La pecera

01.07.2013 10:08

La pesadilla era recurrente. Una y otra vez se despertaba en la cama, bañado en sudor, convencido de que se encontraba dentro de una pecera gigante. Apresado. Encerrado. Rodeado de tiburones. Sin aire. Se despertaba siempre al límite, cuando pensaba que nunca volvería a sentir el aire en su cara, el viento, la niebla. Por la noche, antes de cerrar los ojos, sufría un momento, apenas un instante, de auténtico terror. Saber que la pesadilla volvería, una y otra vez, le hacía sentir indefenso. Pequeño. Débil. El calor veraniego pegajoso tampoco ayudaba en la tarea de intentar descansar alguna noche. Dormir se volvió algo imposible. Una quimera. Pronto se hizo evidente a ojos de todos. Su cuerpo comenzó a reducirse de manera alarmante. Los huesos se marcaban en su cara como la estructura perfecta que recogía lo que quedaba de su espíritu, de su alma.
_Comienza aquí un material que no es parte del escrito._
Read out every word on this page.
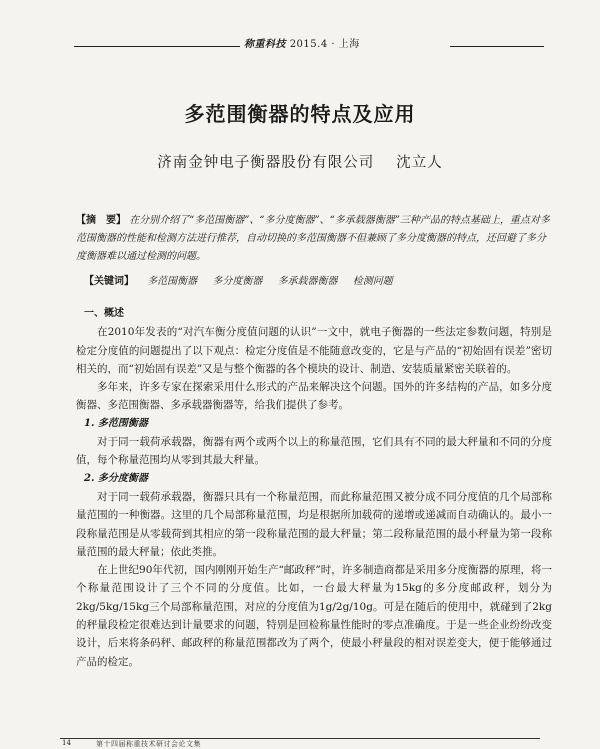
称重科技 2015.4 · 上海
多范围衡器的特点及应用
济南金钟电子衡器股份有限公司 沈立人
【摘　要】 在分别介绍了“多范围衡器”、“多分度衡器”、“多承载器衡器”三种产品的特点基础上，重点对多范围衡器的性能和检测方法进行推荐，自动切换的多范围衡器不但兼顾了多分度衡器的特点，还回避了多分度衡器难以通过检测的问题。
【关键词】 多范围衡器 多分度衡器 多承载器衡器 检测问题
一、概述

在2010年发表的“对汽车衡分度值问题的认识”一文中，就电子衡器的一些法定参数问题，特别是检定分度值的问题提出了以下观点：检定分度值是不能随意改变的，它是与产品的“初始固有误差”密切相关的，而“初始固有误差”又是与整个衡器的各个模块的设计、制造、安装质量紧密关联着的。

多年来，许多专家在探索采用什么形式的产品来解决这个问题。国外的许多结构的产品，如多分度衡器、多范围衡器、多承载器衡器等，给我们提供了参考。

1. 多范围衡器

对于同一载荷承载器，衡器有两个或两个以上的称量范围，它们具有不同的最大秤量和不同的分度值，每个称量范围均从零到其最大秤量。

2. 多分度衡器

对于同一载荷承载器，衡器只具有一个称量范围，而此称量范围又被分成不同分度值的几个局部称量范围的一种衡器。这里的几个局部称量范围，均是根据所加载荷的递增或递减而自动确认的。最小一段称量范围是从零载荷到其相应的第一段称量范围的最大秤量；第二段称量范围的最小秤量为第一段称量范围的最大秤量；依此类推。

在上世纪90年代初，国内刚刚开始生产“邮政秤”时，许多制造商都是采用多分度衡器的原理，将一个称量范围设计了三个不同的分度值。比如，一台最大秤量为15kg的多分度邮政秤，划分为2kg/5kg/15kg三个局部称量范围，对应的分度值为1g/2g/10g。可是在随后的使用中，就碰到了2kg的秤量段检定很难达到计量要求的问题，特别是回检称量性能时的零点准确度。于是一些企业纷纷改变设计，后来将条码秤、邮政秤的称量范围都改为了两个，使最小秤量段的相对误差变大，便于能够通过产品的检定。

14	第十四届称重技术研讨会论文集
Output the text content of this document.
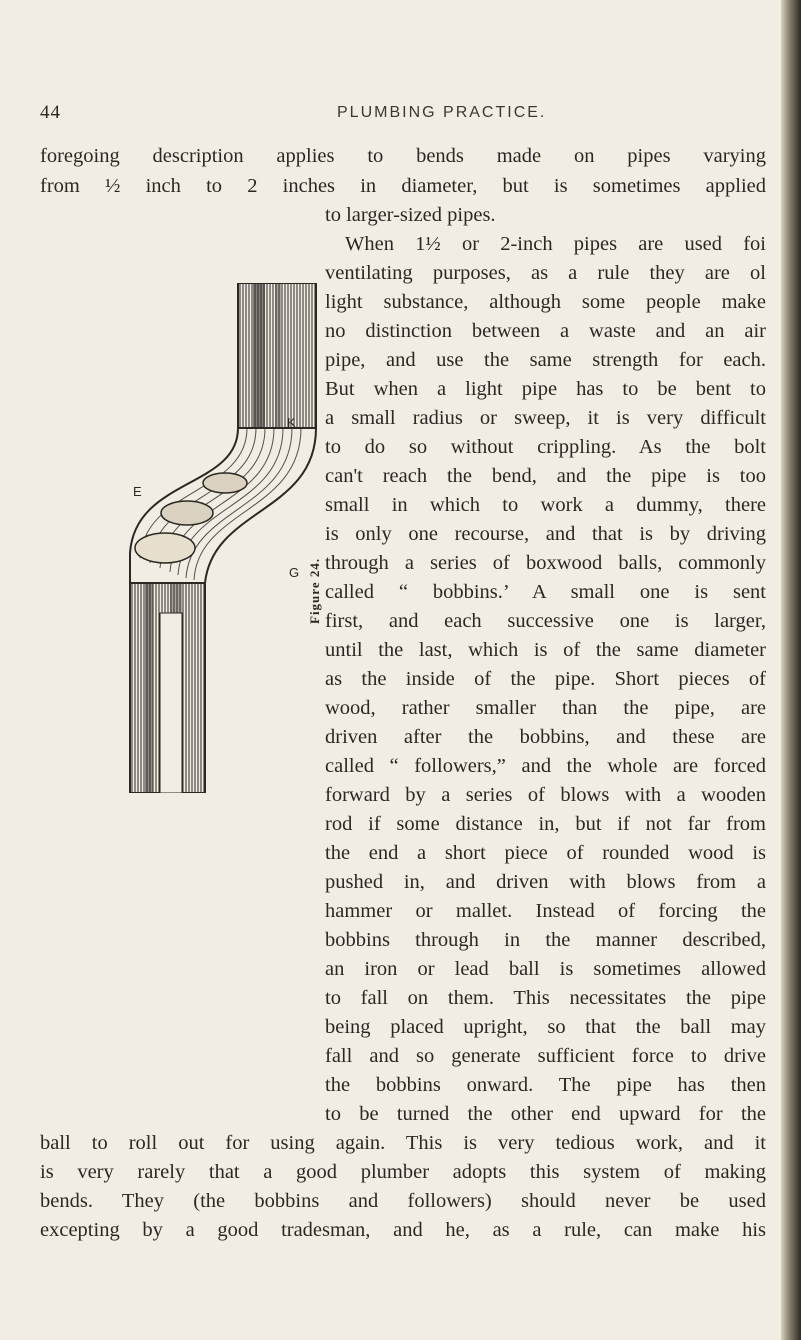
44	PLUMBING PRACTICE.
foregoing description applies to bends made on pipes varying
from ½ inch to 2 inches in diameter, but is sometimes applied
to larger-sized pipes.
When 1½ or 2-inch pipes are used foi
ventilating purposes, as a rule they are ol
light substance, although some people make
no distinction between a waste and an air
pipe, and use the same strength for each.
But when a light pipe has to be bent to
a small radius or sweep, it is very difficult
to do so without crippling. As the bolt
can't reach the bend, and the pipe is too
small in which to work a dummy, there
is only one recourse, and that is by driving
through a series of boxwood balls, commonly
called “ bobbins.’ A small one is sent
first, and each successive one is larger,
until the last, which is of the same diameter
as the inside of the pipe. Short pieces of
wood, rather smaller than the pipe, are
driven after the bobbins, and these are
called “ followers,” and the whole are forced
forward by a series of blows with a wooden
rod if some distance in, but if not far from
the end a short piece of rounded wood is
pushed in, and driven with blows from a
hammer or mallet. Instead of forcing the
bobbins through in the manner described,
an iron or lead ball is sometimes allowed
to fall on them. This necessitates the pipe
being placed upright, so that the ball may
fall and so generate sufficient force to drive
the bobbins onward. The pipe has then
to be turned the other end upward for the
ball to roll out for using again. This is very tedious work, and it
is very rarely that a good plumber adopts this system of making
bends. They (the bobbins and followers) should never be used
excepting by a good tradesman, and he, as a rule, can make his
E
K
G Figure 24.
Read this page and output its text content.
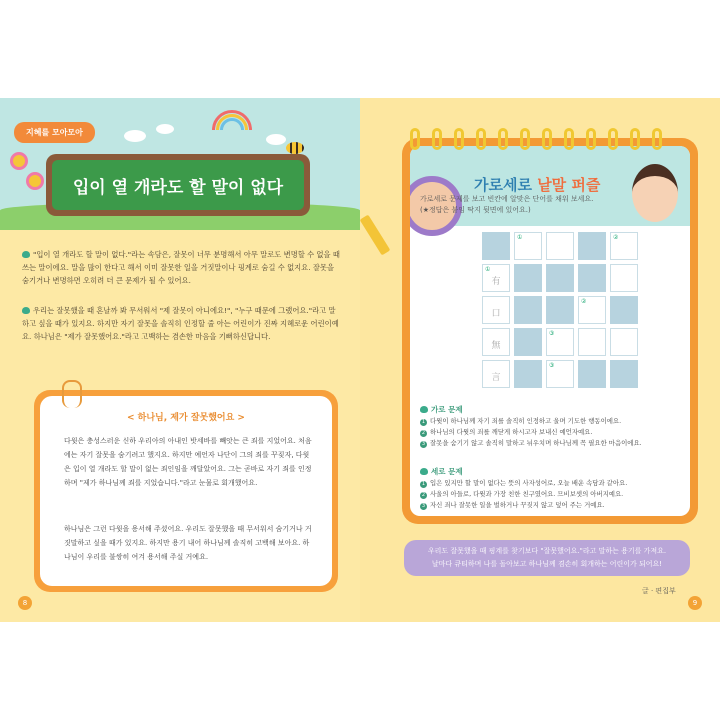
지혜를 모아모아
입이 열 개라도 할 말이 없다
"입이 열 개라도 할 말이 없다."라는 속담은, 잘못이 너무 분명해서 아무 말로도 변명할 수 없을 때 쓰는 말이에요. 말을 많이 한다고 해서 이미 잘못한 일을 거짓말이나 핑계로 숨길 수 없지요. 잘못을 숨기거나 변명하면 오히려 더 큰 문제가 될 수 있어요.
우리는 잘못했을 때 혼날까 봐 무서워서 "제 잘못이 아니에요!", "누구 때문에 그랬어요."라고 말하고 싶을 때가 있지요. 하지만 자기 잘못을 솔직히 인정할 줄 아는 어린이가 진짜 지혜로운 어린이예요. 하나님은 "제가 잘못했어요."라고 고백하는 겸손한 마음을 기뻐하신답니다.
< 하나님, 제가 잘못했어요 >
다윗은 충성스러운 신하 우리아의 아내인 밧세바를 빼앗는 큰 죄를 지었어요. 처음에는 자기 잘못을 숨기려고 했지요. 하지만 예언자 나단이 그의 죄를 꾸짖자, 다윗은 입이 열 개라도 할 말이 없는 죄인임을 깨달았어요. 그는 곧바로 자기 죄를 인정하며 "제가 하나님께 죄를 지었습니다."라고 눈물로 회개했어요.
하나님은 그런 다윗을 용서해 주셨어요. 우리도 잘못했을 때 무서워서 숨기거나 거짓말하고 싶을 때가 있지요. 하지만 용기 내어 하나님께 솔직히 고백해 보아요. 하나님이 우리를 불쌍히 여겨 용서해 주실 거예요.
8
가로세로 낱말 퍼즐
가로세로 문제를 보고 빈칸에 알맞은 단어를 채워 보세요.
(★정답은 붙임 딱지 뒷면에 있어요.)
①	②
①
有
口
②
無
③
言
③
가로 문제
1 다윗이 하나님께 자기 죄를 솔직히 인정하고 울며 기도한 행동이에요.
2 하나님의 다윗의 죄를 깨닫게 하시고자 보내신 예언자예요.
3 잘못을 숨기기 않고 솔직히 말하고 뉘우치며 하나님께 꼭 필요한 마음이에요.
세로 문제
1 입은 있지만 할 말이 없다는 뜻의 사자성어로, 오늘 배운 속담과 같아요.
2 사울의 아들로, 다윗과 가장 친한 친구였어요. 므비보셋의 아버지예요.
3 자신 죄나 잘못한 일을 벌하거나 꾸짖지 않고 덮어 주는 거예요.
우리도 잘못했을 때 핑계를 찾기보다 "잘못했어요."라고 말하는 용기를 가져요.
날마다 큐티하며 나를 돌아보고 하나님께 겸손히 회개하는 어린이가 되어요!
글 · 편집부
9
Los ojos, rodeados de ojeras infinitas, amenazaban saltar de su rostro, como peces tratando de escapar de un charco de lodo. Dejó de hablar. No tenía nada que decir y le faltaban las fuerzas. Incapaz de ordenar sus propios pensamientos, comenzó a faltar a su trabajo. Dejó de salir a la calle. Dejó de ir a comprar alimentos. Fue, poco a poco, dejando de vivir como un ser humano, encerrándose cada vez más en el cubículo de su habitación dónde apenas corría el aire. Por las noches volvía a su pecera, cada vez más reducida, cada vez más pequeña, ya sin sitito siquiera para otros peces, mucho menos tiburones. Sus noches comenzaron a no diferenciarse en nada de sus días. Sus días comenzaron a convertirse en noches. Su vida se transformó en su propia pesadilla hasta que, al fin, dejó de respirar y pudo, de una vez por todas, alejarse nadando, con más fuerza que nunca, hacia el océano libre. Hacia la inmensidad.